How do you know if a boys has ADD or ADHD? A boy may have ADD/ADHD if he has a majority of these symptoms.
• He shows trouble paying attention and becomes easily distracted
• You notice that he makes careless mistakes.
• When he is spoken to directly, he doesn’t seem to hear.
• He struggles with following instructions.
• It is clear that he has trouble planning, organizing, following through on assignments or activities.
• He avoids certain tasks or chores (or does them begrudgingly)—especially the ones requiring sustained mental focus.
• He is forgetful or he frequently misplaces the things he needs for tasks or activities, things like homework assignments, books, etc.
• When he is in a place where he has to sit still (such as in restaurants, while at church, or during class) he squirms in his chair or fidgets, gets up, runs around, or climbs,
• He acts like he is the energizer bunny and cant stop moving
• If he seems to talk incessantly and to blurt out answers before questions have been completed (or he interrupts, intrudes, on others’ conversations and can’t wait his turn).
A boy with a majority of these symptoms may have ADD/ADHD—he may—or he just may be a boy. Many, many, many boys are diagnosed with this disorder that don’t have it. But ADD and ADHD are real, and sadly there are many boys who would be gratefully helped in their ability to manage daily life if they were treated for this significant brain malady.
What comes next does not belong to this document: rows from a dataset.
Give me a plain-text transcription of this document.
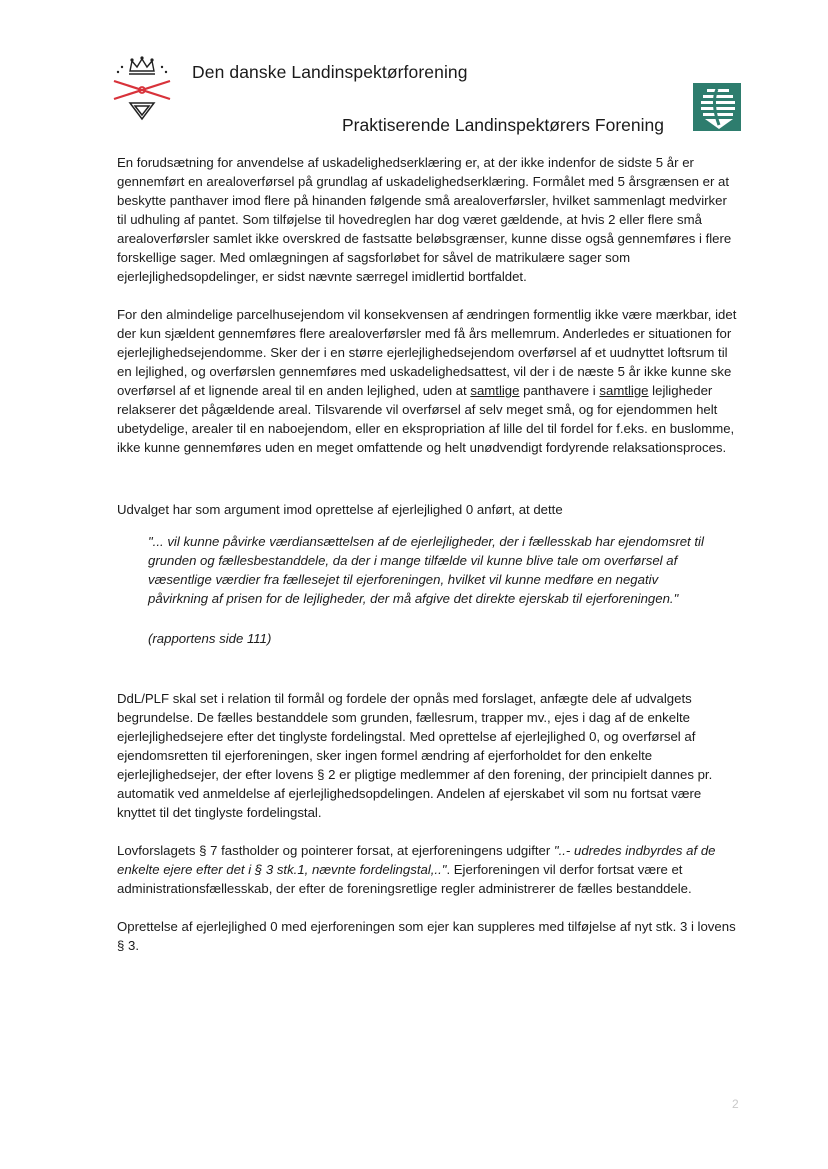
Den danske Landinspektørforening
Praktiserende Landinspektørers Forening

En forudsætning for anvendelse af uskadelighedserklæring er, at der ikke indenfor de sidste 5 år er gennemført en arealoverførsel på grundlag af uskadelighedserklæring. Formålet med 5 årsgrænsen er at beskytte panthaver imod flere på hinanden følgende små arealoverførsler, hvilket sammenlagt medvirker til udhuling af pantet. Som tilføjelse til hovedreglen har dog været gældende, at hvis 2 eller flere små arealoverførsler samlet ikke overskred de fastsatte beløbsgrænser, kunne disse også gennemføres i flere forskellige sager. Med omlægningen af sagsforløbet for såvel de matrikulære sager som ejerlejlighedsopdelinger, er sidst nævnte særregel imidlertid bortfaldet.

For den almindelige parcelhusejendom vil konsekvensen af ændringen formentlig ikke være mærkbar, idet der kun sjældent gennemføres flere arealoverførsler med få års mellemrum. Anderledes er situationen for ejerlejlighedsejendomme. Sker der i en større ejerlejlighedsejendom overførsel af et uudnyttet loftsrum til en lejlighed, og overførslen gennemføres med uskadelighedsattest, vil der i de næste 5 år ikke kunne ske overførsel af et lignende areal til en anden lejlighed, uden at samtlige panthavere i samtlige lejligheder relakserer det pågældende areal. Tilsvarende vil overførsel af selv meget små, og for ejendommen helt ubetydelige, arealer til en naboejendom, eller en ekspropriation af lille del til fordel for f.eks. en buslomme, ikke kunne gennemføres uden en meget omfattende og helt unødvendigt fordyrende relaksationsproces.

Udvalget har som argument imod oprettelse af ejerlejlighed 0 anført, at dette

"... vil kunne påvirke værdiansættelsen af de ejerlejligheder, der i fællesskab har ejendomsret til grunden og fællesbestanddele, da der i mange tilfælde vil kunne blive tale om overførsel af væsentlige værdier fra fællesejet til ejerforeningen, hvilket vil kunne medføre en negativ påvirkning af prisen for de lejligheder, der må afgive det direkte ejerskab til ejerforeningen."

(rapportens side 111)

DdL/PLF skal set i relation til formål og fordele der opnås med forslaget, anfægte dele af udvalgets begrundelse. De fælles bestanddele som grunden, fællesrum, trapper mv., ejes i dag af de enkelte ejerlejlighedsejere efter det tinglyste fordelingstal. Med oprettelse af ejerlejlighed 0, og overførsel af ejendomsretten til ejerforeningen, sker ingen formel ændring af ejerforholdet for den enkelte ejerlejlighedsejer, der efter lovens § 2 er pligtige medlemmer af den forening, der principielt dannes pr. automatik ved anmeldelse af ejerlejlighedsopdelingen. Andelen af ejerskabet vil som nu fortsat være knyttet til det tinglyste fordelingstal.

Lovforslagets § 7 fastholder og pointerer forsat, at ejerforeningens udgifter "..- udredes indbyrdes af de enkelte ejere efter det i § 3 stk.1, nævnte fordelingstal,..". Ejerforeningen vil derfor fortsat være et administrationsfællesskab, der efter de foreningsretlige regler administrerer de fælles bestanddele.

Oprettelse af ejerlejlighed 0 med ejerforeningen som ejer kan suppleres med tilføjelse af nyt stk. 3 i lovens § 3.

2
Making an accurate diagnosis, deciding how to treatment, and when to begin treatment kids are some of the greatest challenges in treating children. In considering if a boy has ADD or ADHD, a boy’s parents and his doctor must consider things such as,
• A boy’s normal age-related development. (For instance, it’s normal for a five-year-old boy to not sit still in church or in a restaurant).
• Keeping realistic expectation of a boy’s ability to pay attention, control his restlessness, and manage his impulses.
• Are the symptoms severe enough to impair the boys normal life (not just make a parent’s life or teachers job difficult).
• Are the symptoms frequent enough that they show up significantly in all areas, such as home, school, scouts, sports, etc. (A boy can’t be ADD at school and not at soccer practice or with his grandpa.)

So what is ADD or ADHD?
We have to answer that question on two levels. The first level is diagnostically. The diagnosis of ADD and ADHD is a cluster of specific unwanted behavioral symptoms that co-occur in enough frequency and intensity that psychiatrist can draw a ring around them and call them an “It.” In this way ADD and ADHD diagnosis are largely subjective and can only be made by a trained and licensed mental health care provider—preferably a pediatric psychiatrist or child psychologist. (And be cautious of anyone that tries to diagnosis a boy with ADD or ADHD who is not yet through kindergarten, because there is limited information supporting the validity of the diagnosis among preschool children.)
The second way to understand ADD and ADHD is as a medical brain dysfunction. As science teaches us more and more about the brain, we are learning that ADD and ADHD are actually medical brain disorders that have to do with the brain’s neurotransmitters (the things that transfers the all of the information along the pathways of the brain and tells the body to do what the body does). What researches are beginning to see is that ADD and ADHD are likely a problem with how the brain process and holds on to information. The good news is that we are very close to being able to diagnose ADD and ADHD at the source with brain imaging technology instead of symptomology. (In fact more and more physicians won’t diagnose ADD or ADHD without ordering brain scans.)
The long and the short of it is that if a boy you love has most of the symptoms listed above much of the time, he needs to have a visit to a psychiatrist or psychologist.